Misanthropes, cyniques, vous êtes ici à la maison. Prenez un bon verre, un petit feuilleté saucisse, et décontractez-vous, dans un instant ça va commencer.

©Illuminati

Il est une question qu’on se voit souvent poser : “C’est quoi les outils d’un bon Product Manager”.

Petit aparté pour fixer les limites du débat, de façon bienveillante bien sûr !

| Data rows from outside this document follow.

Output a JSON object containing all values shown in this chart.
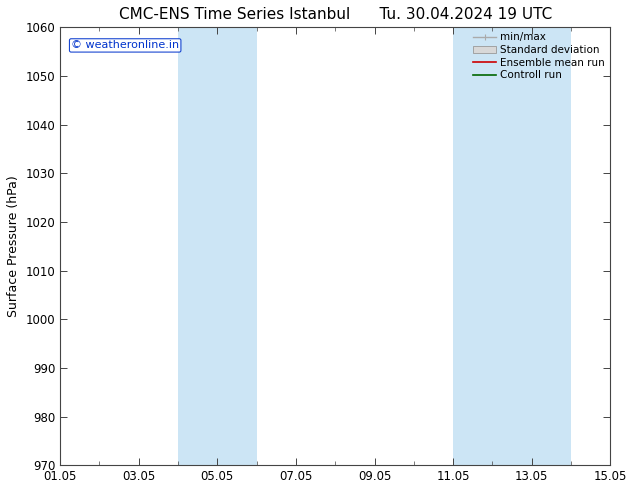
{
  "title": "CMC-ENS Time Series Istanbul",
  "title2": "Tu. 30.04.2024 19 UTC",
  "ylabel": "Surface Pressure (hPa)",
  "ylim": [
    970,
    1060
  ],
  "yticks": [
    970,
    980,
    990,
    1000,
    1010,
    1020,
    1030,
    1040,
    1050,
    1060
  ],
  "xtick_labels": [
    "01.05",
    "03.05",
    "05.05",
    "07.05",
    "09.05",
    "11.05",
    "13.05",
    "15.05"
  ],
  "xtick_offsets": [
    0,
    2,
    4,
    6,
    8,
    10,
    12,
    14
  ],
  "shaded_bands": [
    {
      "start_day": 3,
      "end_day": 5
    },
    {
      "start_day": 10,
      "end_day": 13
    }
  ],
  "shade_color": "#cce5f5",
  "watermark_text": "© weatheronline.in",
  "watermark_color": "#0033cc",
  "legend_labels": [
    "min/max",
    "Standard deviation",
    "Ensemble mean run",
    "Controll run"
  ],
  "legend_colors_line": [
    "#aaaaaa",
    "#cccccc",
    "#cc0000",
    "#006600"
  ],
  "background_color": "#ffffff",
  "spine_color": "#444444",
  "title_fontsize": 11,
  "tick_fontsize": 8.5,
  "ylabel_fontsize": 9
}
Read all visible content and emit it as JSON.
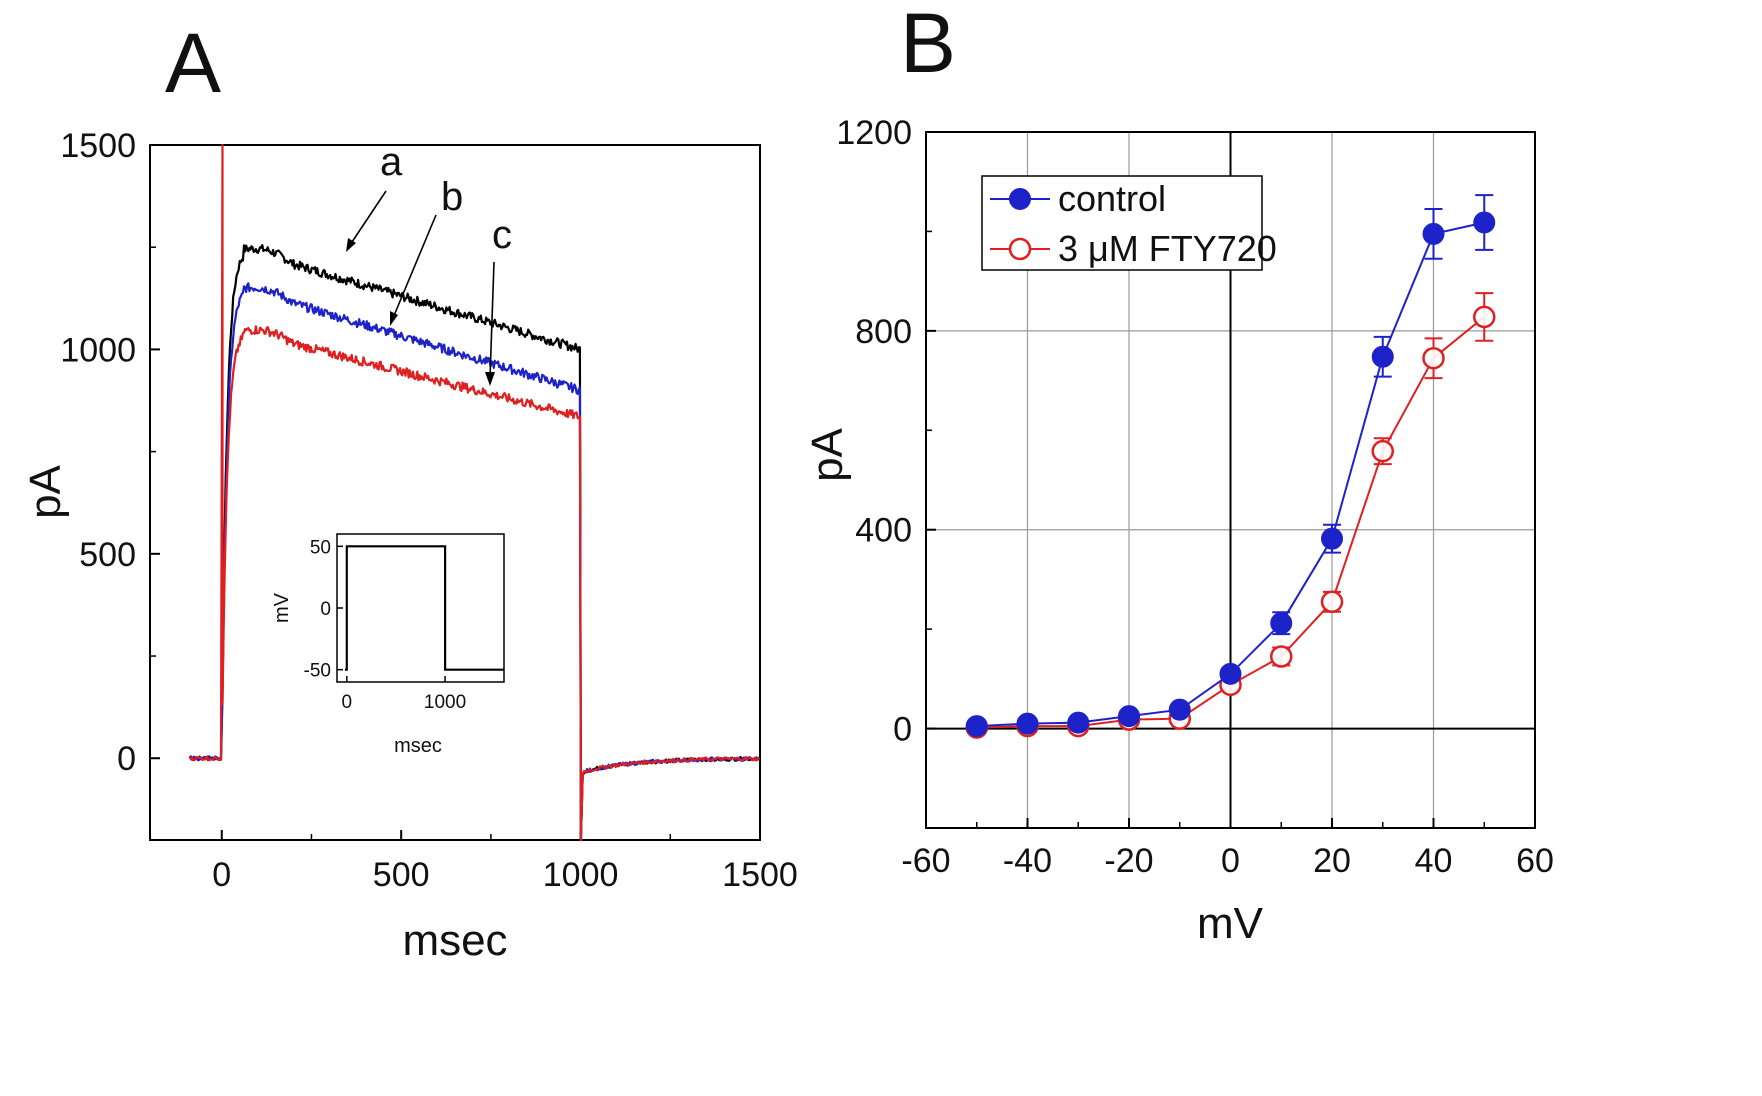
{
  "chart_data": [
    {
      "panel": "A",
      "type": "line",
      "xlabel": "msec",
      "ylabel": "pA",
      "xlim": [
        -200,
        1500
      ],
      "ylim": [
        -200,
        1500
      ],
      "xticks": [
        0,
        500,
        1000,
        1500
      ],
      "yticks": [
        0,
        500,
        1000,
        1500
      ],
      "trace_labels": [
        "a",
        "b",
        "c"
      ],
      "series": [
        {
          "name": "a",
          "color": "#000000",
          "baseline": 0,
          "peak": 1245,
          "end": 1000,
          "tail": 0
        },
        {
          "name": "b",
          "color": "#1d23c9",
          "baseline": 0,
          "peak": 1150,
          "end": 900,
          "tail": 0
        },
        {
          "name": "c",
          "color": "#e02020",
          "baseline": 0,
          "peak": 1045,
          "end": 835,
          "tail": 0
        }
      ],
      "step": {
        "start_ms": 0,
        "end_ms": 1000,
        "pre_ms": -90,
        "post_ms": 1500
      },
      "inset": {
        "type": "line",
        "xlabel": "msec",
        "ylabel": "mV",
        "xlim": [
          -100,
          1600
        ],
        "ylim": [
          -60,
          60
        ],
        "xticks": [
          0,
          1000
        ],
        "yticks": [
          -50,
          0,
          50
        ],
        "x": [
          -20,
          0,
          0,
          1000,
          1000,
          1600
        ],
        "y": [
          -50,
          -50,
          50,
          50,
          -50,
          -50
        ]
      }
    },
    {
      "panel": "B",
      "type": "line",
      "xlabel": "mV",
      "ylabel": "pA",
      "xlim": [
        -60,
        60
      ],
      "ylim": [
        -200,
        1200
      ],
      "xticks": [
        -60,
        -40,
        -20,
        0,
        20,
        40,
        60
      ],
      "yticks": [
        0,
        400,
        800,
        1200
      ],
      "grid": true,
      "legend_position": "top-left",
      "x": [
        -50,
        -40,
        -30,
        -20,
        -10,
        0,
        10,
        20,
        30,
        40,
        50
      ],
      "series": [
        {
          "name": "control",
          "color": "#1d23c9",
          "marker": "filled-circle",
          "values": [
            5,
            10,
            12,
            25,
            38,
            110,
            212,
            382,
            748,
            995,
            1018
          ],
          "errors": [
            6,
            6,
            6,
            8,
            8,
            12,
            22,
            28,
            40,
            50,
            55
          ]
        },
        {
          "name": "3 μM FTY720",
          "color": "#e02020",
          "marker": "open-circle",
          "values": [
            2,
            5,
            5,
            18,
            20,
            88,
            145,
            255,
            558,
            745,
            828
          ],
          "errors": [
            6,
            6,
            6,
            8,
            8,
            12,
            18,
            20,
            26,
            40,
            48
          ]
        }
      ]
    }
  ]
}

On va évacuer un petit point de pression avant même d’aller plus loin dans le débat. Avant toute chose : on est sur un article, donc y’a pas de débat. Il y a forcément un petit futé qui va la ramener avec “bah ça dépend, t’as dit PM, et pas Product Lead, ou Head of Product, ou CPO, ou PPO, ou Senior PM”… Alors, qu’on soit clair, tout ça, c’est de l’enflerie premium inventée pour encaisser de la maille au format Super Size auprès des entreprises (cf. notre article précédent déjà une référence auprès de 2 lecteurs ! ). Si tu penses que silo et culture produit sont deux mots qui peuvent avoir une relation (même la petite amourette de fin de soirée entre Michel, Valérie et Armando) : tu peux te la tailler en biseau ! Mais hop, hop, hop ! Reste quand même… Ça fait des vues, du référencement Google, quand on va commencer à faire sponsoriser nos billets par Nord VPN, automatiquement, on va faire du blé (on croise les doigts — vu qu’on est ‘digital’ ça aide). Alors tu es le bienvenu, tu fais partie de l’aventure, mais attention, on t’a à l’œil.

Donc postulat de la vérité cosmique qui permet de se faire des amis dans le milieu du conseil :

PPO / PO / PM / Head of Product / Product Lead / CPO = PO et/ou PM.

Pourquoi “PO et/ou PM” ? Car, “PO”, c’est initialement la matérialisation du PM dans le framework Scrum. “PO”, c’est le nom que la bande de hippies à l’origine de Scrum a tout simplement donné au PM… C’est TOUT ! Il n’y a rien de plus ! Le reste c’est de la gaudriole économique pour consultant amateur d’Aqua Velva.

Ceci étant fixé, on peut en revenir à nos petites affaires… With love.

“Dis maman, C’est quoi les outils d’un bon product manager”

Après tout, c’est cette question qui vous a amenés ici…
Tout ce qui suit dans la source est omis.